Just to be clear, Capitalism does not mean zero government, and it does not mean anarchy. There are things that government can do that benefit all citizens without redistributing wealth or income. Public safety (police and fire), electrical grids, courts, sanitation, and national defense, for example. This government spending can generate huge benefits. Unlike in the U.S., no one has built a $1 billion paper mill in Afghanistan. Why? It wouldn’t last very long under the rule of the Taliban.
It would be good if government could do these things as efficiently as the private sector, and we could make a case that many of these things should be competitively bid out, but government creates monopolies in order to defend power, sometimes for better, sometimes for worse.
In the end, because the government doesn’t create wealth, it only redistributes it, the bigger it gets relative to the private sector, the harder it is to create more wealth in an economy. During the 20-years ending in the year 2000, non-defense, non-interest government spending averaged 13.2% of GDP, while U.S. real GDP grew an average of 3.4% per year. In the past twenty years (2000-2020) non-defense, non-interest government spending averaged 15.9% of the economy, while U.S. real GDP grew just 1.8% per year.

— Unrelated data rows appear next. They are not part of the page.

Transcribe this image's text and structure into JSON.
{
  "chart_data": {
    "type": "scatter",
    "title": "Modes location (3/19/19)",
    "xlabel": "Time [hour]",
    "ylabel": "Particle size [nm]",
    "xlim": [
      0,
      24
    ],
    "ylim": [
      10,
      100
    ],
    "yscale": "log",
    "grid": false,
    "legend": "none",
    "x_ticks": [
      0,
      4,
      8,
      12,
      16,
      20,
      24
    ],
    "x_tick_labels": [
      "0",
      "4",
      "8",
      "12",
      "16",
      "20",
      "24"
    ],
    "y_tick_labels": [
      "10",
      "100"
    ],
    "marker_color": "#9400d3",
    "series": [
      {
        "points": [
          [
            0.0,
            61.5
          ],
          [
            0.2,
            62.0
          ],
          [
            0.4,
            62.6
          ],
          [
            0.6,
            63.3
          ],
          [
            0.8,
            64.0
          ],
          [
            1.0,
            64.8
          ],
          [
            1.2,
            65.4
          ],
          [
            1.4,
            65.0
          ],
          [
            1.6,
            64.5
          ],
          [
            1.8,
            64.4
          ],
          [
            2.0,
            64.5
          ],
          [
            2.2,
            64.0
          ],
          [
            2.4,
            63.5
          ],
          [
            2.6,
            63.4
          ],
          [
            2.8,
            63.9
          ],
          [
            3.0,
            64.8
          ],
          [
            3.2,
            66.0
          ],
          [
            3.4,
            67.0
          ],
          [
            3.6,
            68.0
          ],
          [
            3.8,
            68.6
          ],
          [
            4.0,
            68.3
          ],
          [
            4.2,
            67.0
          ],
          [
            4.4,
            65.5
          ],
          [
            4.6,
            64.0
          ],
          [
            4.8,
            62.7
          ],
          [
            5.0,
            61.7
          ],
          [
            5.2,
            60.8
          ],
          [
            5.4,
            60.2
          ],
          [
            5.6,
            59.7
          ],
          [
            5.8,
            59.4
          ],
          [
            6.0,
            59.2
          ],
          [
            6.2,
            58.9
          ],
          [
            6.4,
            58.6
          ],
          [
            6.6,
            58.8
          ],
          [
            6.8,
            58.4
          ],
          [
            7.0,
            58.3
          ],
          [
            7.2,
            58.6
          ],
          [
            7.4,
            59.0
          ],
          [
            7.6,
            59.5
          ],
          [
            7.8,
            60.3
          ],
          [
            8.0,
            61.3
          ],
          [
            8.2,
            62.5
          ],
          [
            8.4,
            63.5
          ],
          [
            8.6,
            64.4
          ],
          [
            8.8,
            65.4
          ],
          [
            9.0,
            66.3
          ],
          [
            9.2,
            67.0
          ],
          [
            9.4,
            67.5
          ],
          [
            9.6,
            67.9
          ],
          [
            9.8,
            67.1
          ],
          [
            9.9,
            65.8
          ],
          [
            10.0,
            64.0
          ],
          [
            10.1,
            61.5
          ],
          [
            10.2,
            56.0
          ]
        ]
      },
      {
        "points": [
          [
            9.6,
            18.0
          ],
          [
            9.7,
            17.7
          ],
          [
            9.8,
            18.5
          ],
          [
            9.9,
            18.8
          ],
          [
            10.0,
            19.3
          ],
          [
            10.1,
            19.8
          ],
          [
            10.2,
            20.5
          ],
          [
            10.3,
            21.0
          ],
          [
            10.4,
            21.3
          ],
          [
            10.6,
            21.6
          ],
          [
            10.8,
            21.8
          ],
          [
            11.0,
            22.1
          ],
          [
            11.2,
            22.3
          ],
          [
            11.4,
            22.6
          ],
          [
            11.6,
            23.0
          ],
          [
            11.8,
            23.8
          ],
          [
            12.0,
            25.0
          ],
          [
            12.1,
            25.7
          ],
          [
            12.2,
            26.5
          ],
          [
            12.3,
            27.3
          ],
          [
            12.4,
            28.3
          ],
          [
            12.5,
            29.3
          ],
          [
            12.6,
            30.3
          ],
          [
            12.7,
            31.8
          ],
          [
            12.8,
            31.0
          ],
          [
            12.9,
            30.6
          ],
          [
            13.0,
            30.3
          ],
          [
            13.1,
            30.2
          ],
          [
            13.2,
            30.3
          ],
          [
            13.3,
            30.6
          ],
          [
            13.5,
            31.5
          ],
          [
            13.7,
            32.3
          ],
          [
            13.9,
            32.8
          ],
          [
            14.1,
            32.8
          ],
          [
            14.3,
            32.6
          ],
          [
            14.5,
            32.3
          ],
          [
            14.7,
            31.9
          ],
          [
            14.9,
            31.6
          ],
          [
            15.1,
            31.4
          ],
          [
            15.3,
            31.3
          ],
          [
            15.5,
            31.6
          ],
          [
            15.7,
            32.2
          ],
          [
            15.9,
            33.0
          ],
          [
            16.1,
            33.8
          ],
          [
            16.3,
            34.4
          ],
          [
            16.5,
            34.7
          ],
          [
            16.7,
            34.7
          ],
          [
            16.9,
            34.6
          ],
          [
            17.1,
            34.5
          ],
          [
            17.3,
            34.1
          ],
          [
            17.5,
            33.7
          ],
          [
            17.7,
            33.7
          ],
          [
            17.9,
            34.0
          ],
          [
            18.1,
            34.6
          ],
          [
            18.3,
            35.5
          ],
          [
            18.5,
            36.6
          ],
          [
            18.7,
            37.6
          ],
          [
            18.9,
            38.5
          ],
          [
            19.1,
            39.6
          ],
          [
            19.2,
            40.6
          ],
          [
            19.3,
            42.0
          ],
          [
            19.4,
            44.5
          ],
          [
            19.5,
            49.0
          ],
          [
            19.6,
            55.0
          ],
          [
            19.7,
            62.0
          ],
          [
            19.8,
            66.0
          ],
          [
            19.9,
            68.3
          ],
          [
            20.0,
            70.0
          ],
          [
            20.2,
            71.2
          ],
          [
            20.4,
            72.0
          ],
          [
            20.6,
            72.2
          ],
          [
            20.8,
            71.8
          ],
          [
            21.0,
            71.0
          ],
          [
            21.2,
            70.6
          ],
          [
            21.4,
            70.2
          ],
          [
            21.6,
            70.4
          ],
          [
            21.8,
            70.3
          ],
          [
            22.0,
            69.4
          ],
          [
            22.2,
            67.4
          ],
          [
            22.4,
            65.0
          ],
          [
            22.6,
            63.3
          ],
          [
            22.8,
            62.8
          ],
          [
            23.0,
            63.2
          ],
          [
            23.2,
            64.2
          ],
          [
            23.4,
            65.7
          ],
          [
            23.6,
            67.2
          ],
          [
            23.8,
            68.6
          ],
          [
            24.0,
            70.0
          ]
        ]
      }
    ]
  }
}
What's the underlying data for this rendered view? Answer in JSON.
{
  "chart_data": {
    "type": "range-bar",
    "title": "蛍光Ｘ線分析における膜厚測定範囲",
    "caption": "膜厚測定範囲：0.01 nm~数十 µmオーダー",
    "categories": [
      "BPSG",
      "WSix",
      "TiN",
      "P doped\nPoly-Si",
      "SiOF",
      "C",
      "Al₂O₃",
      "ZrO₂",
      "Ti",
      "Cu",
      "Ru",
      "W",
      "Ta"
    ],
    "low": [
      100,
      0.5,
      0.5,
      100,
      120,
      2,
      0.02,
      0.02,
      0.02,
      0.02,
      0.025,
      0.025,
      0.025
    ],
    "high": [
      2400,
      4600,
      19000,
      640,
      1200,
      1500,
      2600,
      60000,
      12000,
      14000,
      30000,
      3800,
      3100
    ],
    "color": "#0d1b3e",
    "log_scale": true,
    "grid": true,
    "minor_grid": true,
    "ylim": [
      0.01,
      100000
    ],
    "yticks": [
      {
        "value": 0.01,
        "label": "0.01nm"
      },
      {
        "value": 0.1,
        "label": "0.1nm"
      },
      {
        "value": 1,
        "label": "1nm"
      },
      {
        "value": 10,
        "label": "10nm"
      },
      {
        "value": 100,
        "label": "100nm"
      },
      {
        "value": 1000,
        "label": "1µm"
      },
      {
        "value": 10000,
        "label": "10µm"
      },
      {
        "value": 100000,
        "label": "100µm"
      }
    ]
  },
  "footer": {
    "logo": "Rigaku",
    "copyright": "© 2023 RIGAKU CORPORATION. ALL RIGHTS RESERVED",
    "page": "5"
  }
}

The bigger the government gets, the slower the economy grows. So far, the U.S. private sector has been able to grow, increase profits, and continue to lift wealth, although at a slower pace. We believe that’s because of the power of entrepreneurs and the new technologies they create. Eventually, this may not be the case.
During the Obama years, we described the economy as a Plow Horse. It got a little pep in its step from 2016-2020, but the spending, and tax hikes, that are being proposed right now could give it shin splints. Smothering capitalism has a cost. The open question right now is how much government and how much political allocation of resources Washington agrees on.